The Viper character suggests how the strands of Mangold’s film start to fall apart. On the one hand, he wants Wolverine to work as a sincere, character-based thriller, seemingly modeled on Man On Fire, about a burnt-out bodyguard trying to redeem himself through his attempts to save an innocent, with Logan in the Denzel Washington role. But on the other, the imperatives of a comic book franchise movie require the presence of villains as close to self-parody as Viper, who stalks around in S&M-ish cut-rate Marlene Dietrich garb and seems to have gotten her oncology degree from the same school that gave Denise Richards her title in nuclear physics in The World is Not Enough. A battle between Logan and a band of ninjas, whose arrows gradually bind him and slow him down, is both exciting and lyrical, but it’s followed by a climactic showdown between Logan and a giant adamantium samurai quasi-robot that’s just silly. The idea of Logan losing his immortality, and the mixed emotions that causes for him, is a valid one that never becomes dramatically absorbing, because the script doesn’t develop his character in any depth–nor those of the other characters–to the point where one can really care about them; it’s always time for another bullet-train action sequence or chase scene. It’s possible to meld a giant action movie with a serious storyline and substantial characters–Skyfall did it, and so did Christopher Nolan’s Dark Knight trilogy–but it’s not easy.
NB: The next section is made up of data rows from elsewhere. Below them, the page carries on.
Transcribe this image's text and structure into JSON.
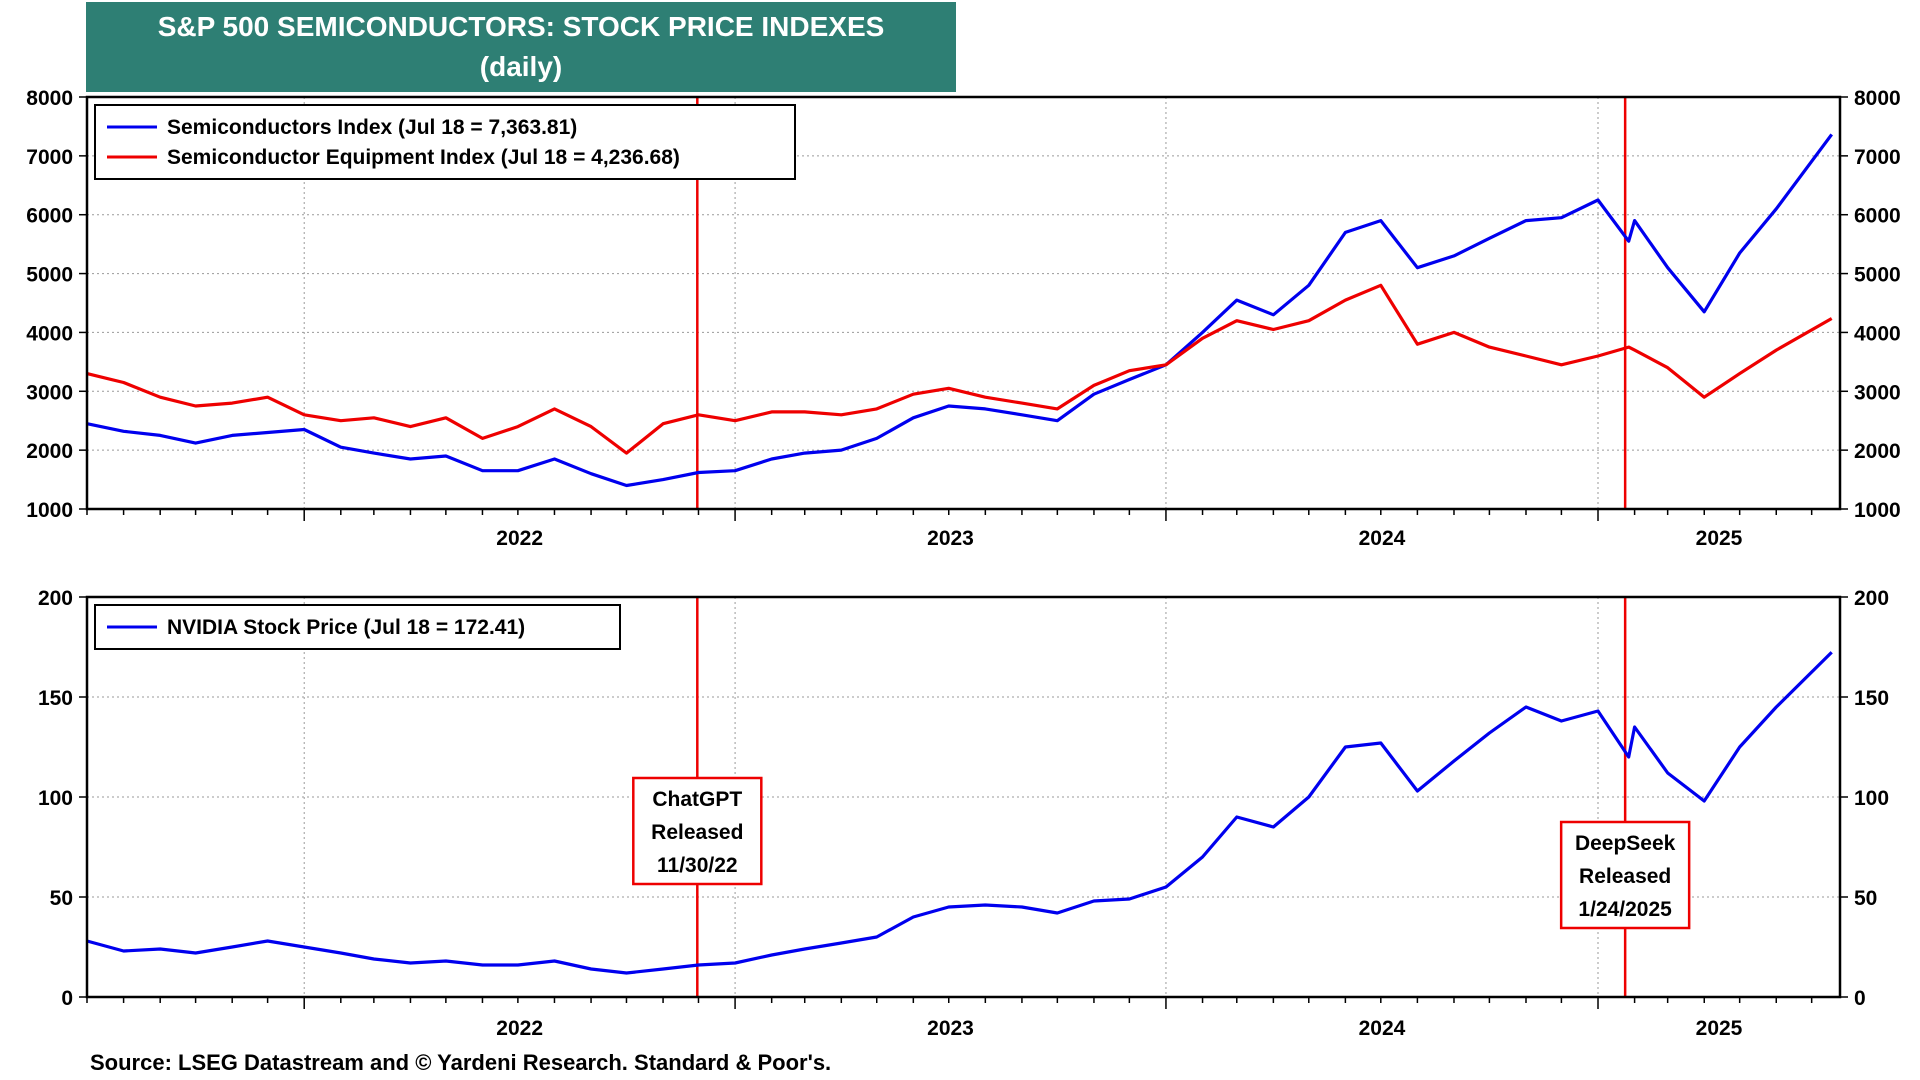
{
  "title": {
    "line1": "S&P 500 SEMICONDUCTORS: STOCK PRICE INDEXES",
    "line2": "(daily)"
  },
  "source": "Source: LSEG Datastream and © Yardeni Research. Standard & Poor's.",
  "colors": {
    "blue": "#0000ee",
    "red": "#ee0000",
    "title_bg": "#2e7f74",
    "event_line": "#ee0000"
  },
  "chart_data": [
    {
      "type": "line",
      "x_range": [
        "2021-07-01",
        "2025-07-25"
      ],
      "x_tick_labels": [
        "2022",
        "2023",
        "2024",
        "2025"
      ],
      "ylim": [
        1000,
        8000
      ],
      "y_ticks": [
        "1000",
        "2000",
        "3000",
        "4000",
        "5000",
        "6000",
        "7000",
        "8000"
      ],
      "grid": true,
      "legend_placement": "top-left",
      "series": [
        {
          "name": "Semiconductors Index (Jul 18 = 7,363.81)",
          "color": "#0000ee",
          "points": [
            [
              "2021-07-01",
              2450
            ],
            [
              "2021-08-01",
              2320
            ],
            [
              "2021-09-01",
              2250
            ],
            [
              "2021-10-01",
              2120
            ],
            [
              "2021-11-01",
              2250
            ],
            [
              "2021-12-01",
              2300
            ],
            [
              "2022-01-01",
              2350
            ],
            [
              "2022-02-01",
              2050
            ],
            [
              "2022-03-01",
              1950
            ],
            [
              "2022-04-01",
              1850
            ],
            [
              "2022-05-01",
              1900
            ],
            [
              "2022-06-01",
              1650
            ],
            [
              "2022-07-01",
              1650
            ],
            [
              "2022-08-01",
              1850
            ],
            [
              "2022-09-01",
              1600
            ],
            [
              "2022-10-01",
              1400
            ],
            [
              "2022-11-01",
              1500
            ],
            [
              "2022-12-01",
              1620
            ],
            [
              "2023-01-01",
              1650
            ],
            [
              "2023-02-01",
              1850
            ],
            [
              "2023-03-01",
              1950
            ],
            [
              "2023-04-01",
              2000
            ],
            [
              "2023-05-01",
              2200
            ],
            [
              "2023-06-01",
              2550
            ],
            [
              "2023-07-01",
              2750
            ],
            [
              "2023-08-01",
              2700
            ],
            [
              "2023-09-01",
              2600
            ],
            [
              "2023-10-01",
              2500
            ],
            [
              "2023-11-01",
              2950
            ],
            [
              "2023-12-01",
              3200
            ],
            [
              "2024-01-01",
              3450
            ],
            [
              "2024-02-01",
              4000
            ],
            [
              "2024-03-01",
              4550
            ],
            [
              "2024-04-01",
              4300
            ],
            [
              "2024-05-01",
              4800
            ],
            [
              "2024-06-01",
              5700
            ],
            [
              "2024-07-01",
              5900
            ],
            [
              "2024-08-01",
              5100
            ],
            [
              "2024-09-01",
              5300
            ],
            [
              "2024-10-01",
              5600
            ],
            [
              "2024-11-01",
              5900
            ],
            [
              "2024-12-01",
              5950
            ],
            [
              "2025-01-01",
              6250
            ],
            [
              "2025-01-27",
              5550
            ],
            [
              "2025-02-01",
              5900
            ],
            [
              "2025-03-01",
              5100
            ],
            [
              "2025-04-01",
              4350
            ],
            [
              "2025-05-01",
              5350
            ],
            [
              "2025-06-01",
              6100
            ],
            [
              "2025-07-18",
              7364
            ]
          ]
        },
        {
          "name": "Semiconductor Equipment Index (Jul 18 = 4,236.68)",
          "color": "#ee0000",
          "points": [
            [
              "2021-07-01",
              3300
            ],
            [
              "2021-08-01",
              3150
            ],
            [
              "2021-09-01",
              2900
            ],
            [
              "2021-10-01",
              2750
            ],
            [
              "2021-11-01",
              2800
            ],
            [
              "2021-12-01",
              2900
            ],
            [
              "2022-01-01",
              2600
            ],
            [
              "2022-02-01",
              2500
            ],
            [
              "2022-03-01",
              2550
            ],
            [
              "2022-04-01",
              2400
            ],
            [
              "2022-05-01",
              2550
            ],
            [
              "2022-06-01",
              2200
            ],
            [
              "2022-07-01",
              2400
            ],
            [
              "2022-08-01",
              2700
            ],
            [
              "2022-09-01",
              2400
            ],
            [
              "2022-10-01",
              1950
            ],
            [
              "2022-11-01",
              2450
            ],
            [
              "2022-12-01",
              2600
            ],
            [
              "2023-01-01",
              2500
            ],
            [
              "2023-02-01",
              2650
            ],
            [
              "2023-03-01",
              2650
            ],
            [
              "2023-04-01",
              2600
            ],
            [
              "2023-05-01",
              2700
            ],
            [
              "2023-06-01",
              2950
            ],
            [
              "2023-07-01",
              3050
            ],
            [
              "2023-08-01",
              2900
            ],
            [
              "2023-09-01",
              2800
            ],
            [
              "2023-10-01",
              2700
            ],
            [
              "2023-11-01",
              3100
            ],
            [
              "2023-12-01",
              3350
            ],
            [
              "2024-01-01",
              3450
            ],
            [
              "2024-02-01",
              3900
            ],
            [
              "2024-03-01",
              4200
            ],
            [
              "2024-04-01",
              4050
            ],
            [
              "2024-05-01",
              4200
            ],
            [
              "2024-06-01",
              4550
            ],
            [
              "2024-07-01",
              4800
            ],
            [
              "2024-08-01",
              3800
            ],
            [
              "2024-09-01",
              4000
            ],
            [
              "2024-10-01",
              3750
            ],
            [
              "2024-11-01",
              3600
            ],
            [
              "2024-12-01",
              3450
            ],
            [
              "2025-01-01",
              3600
            ],
            [
              "2025-01-27",
              3750
            ],
            [
              "2025-02-01",
              3700
            ],
            [
              "2025-03-01",
              3400
            ],
            [
              "2025-04-01",
              2900
            ],
            [
              "2025-05-01",
              3300
            ],
            [
              "2025-06-01",
              3700
            ],
            [
              "2025-07-18",
              4237
            ]
          ]
        }
      ]
    },
    {
      "type": "line",
      "x_range": [
        "2021-07-01",
        "2025-07-25"
      ],
      "x_tick_labels": [
        "2022",
        "2023",
        "2024",
        "2025"
      ],
      "ylim": [
        0,
        200
      ],
      "y_ticks": [
        "0",
        "50",
        "100",
        "150",
        "200"
      ],
      "grid": true,
      "legend_placement": "top-left",
      "series": [
        {
          "name": "NVIDIA Stock Price (Jul 18 = 172.41)",
          "color": "#0000ee",
          "points": [
            [
              "2021-07-01",
              28
            ],
            [
              "2021-08-01",
              23
            ],
            [
              "2021-09-01",
              24
            ],
            [
              "2021-10-01",
              22
            ],
            [
              "2021-11-01",
              25
            ],
            [
              "2021-12-01",
              28
            ],
            [
              "2022-01-01",
              25
            ],
            [
              "2022-02-01",
              22
            ],
            [
              "2022-03-01",
              19
            ],
            [
              "2022-04-01",
              17
            ],
            [
              "2022-05-01",
              18
            ],
            [
              "2022-06-01",
              16
            ],
            [
              "2022-07-01",
              16
            ],
            [
              "2022-08-01",
              18
            ],
            [
              "2022-09-01",
              14
            ],
            [
              "2022-10-01",
              12
            ],
            [
              "2022-11-01",
              14
            ],
            [
              "2022-12-01",
              16
            ],
            [
              "2023-01-01",
              17
            ],
            [
              "2023-02-01",
              21
            ],
            [
              "2023-03-01",
              24
            ],
            [
              "2023-04-01",
              27
            ],
            [
              "2023-05-01",
              30
            ],
            [
              "2023-06-01",
              40
            ],
            [
              "2023-07-01",
              45
            ],
            [
              "2023-08-01",
              46
            ],
            [
              "2023-09-01",
              45
            ],
            [
              "2023-10-01",
              42
            ],
            [
              "2023-11-01",
              48
            ],
            [
              "2023-12-01",
              49
            ],
            [
              "2024-01-01",
              55
            ],
            [
              "2024-02-01",
              70
            ],
            [
              "2024-03-01",
              90
            ],
            [
              "2024-04-01",
              85
            ],
            [
              "2024-05-01",
              100
            ],
            [
              "2024-06-01",
              125
            ],
            [
              "2024-07-01",
              127
            ],
            [
              "2024-08-01",
              103
            ],
            [
              "2024-09-01",
              118
            ],
            [
              "2024-10-01",
              132
            ],
            [
              "2024-11-01",
              145
            ],
            [
              "2024-12-01",
              138
            ],
            [
              "2025-01-01",
              143
            ],
            [
              "2025-01-27",
              120
            ],
            [
              "2025-02-01",
              135
            ],
            [
              "2025-03-01",
              112
            ],
            [
              "2025-04-01",
              98
            ],
            [
              "2025-05-01",
              125
            ],
            [
              "2025-06-01",
              145
            ],
            [
              "2025-07-18",
              172.41
            ]
          ]
        }
      ]
    }
  ],
  "events": [
    {
      "date": "2022-11-30",
      "label_lines": [
        "ChatGPT",
        "Released",
        "11/30/22"
      ]
    },
    {
      "date": "2025-01-24",
      "label_lines": [
        "DeepSeek",
        "Released",
        "1/24/2025"
      ]
    }
  ]
}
There are other miscalculations. Of the story’s two women, Yukio is infinitely more interesting than the conventionally exquisite Mariko, but the movie shoves Yukio to the sidelines much of the time. (And the decision to introduce a romantic storyline between Jackman and Okamoto, who’s 17 years younger than the actor, is vaguely creepy and not at all necessary for the plot.) The story’s big reveal is both predictable and unconvincing, and Logan’s Jean Grey fixation feels like old news.
Better too much ambition than none at all, and even with its flaws The Wolverine is superior to much of the superhero dross that’s taken over the summer, not to mention the cheesy shambles that was X-Men Origins. Mangold, for the most part, does a far better job with the action sequences than he did in Knight and Day (that bullet-train fight is a stand-out, adding the challenge of sheer wind to the old-time railroad-roof western battle, and played out without Marco Beltrami’s otherwise bombastic score), and Jackman is fully committed to his role, with a body that at this point looks as much like a special effect as the robot samurai. There is an appeal to seeing superhero action in recognizable real-world settings, when the action isn’t too overblown. Even the pace, slower than usual for this genre, has its charms.
Throughout The Wolverine, one can see that real effort has gone into making it a cut different than others in its genre. But ultimately, the movie’s most entertaining moments come during its end credits, which feature the usual Marvel tease for coming attractions, in this case X-Men: Days of Future Past, which will be the Avengers of the franchise, combining the casts of both timelines in one epic. Compared to that prospect, The Wolverine, trying to be exceptional, is mostly just odd.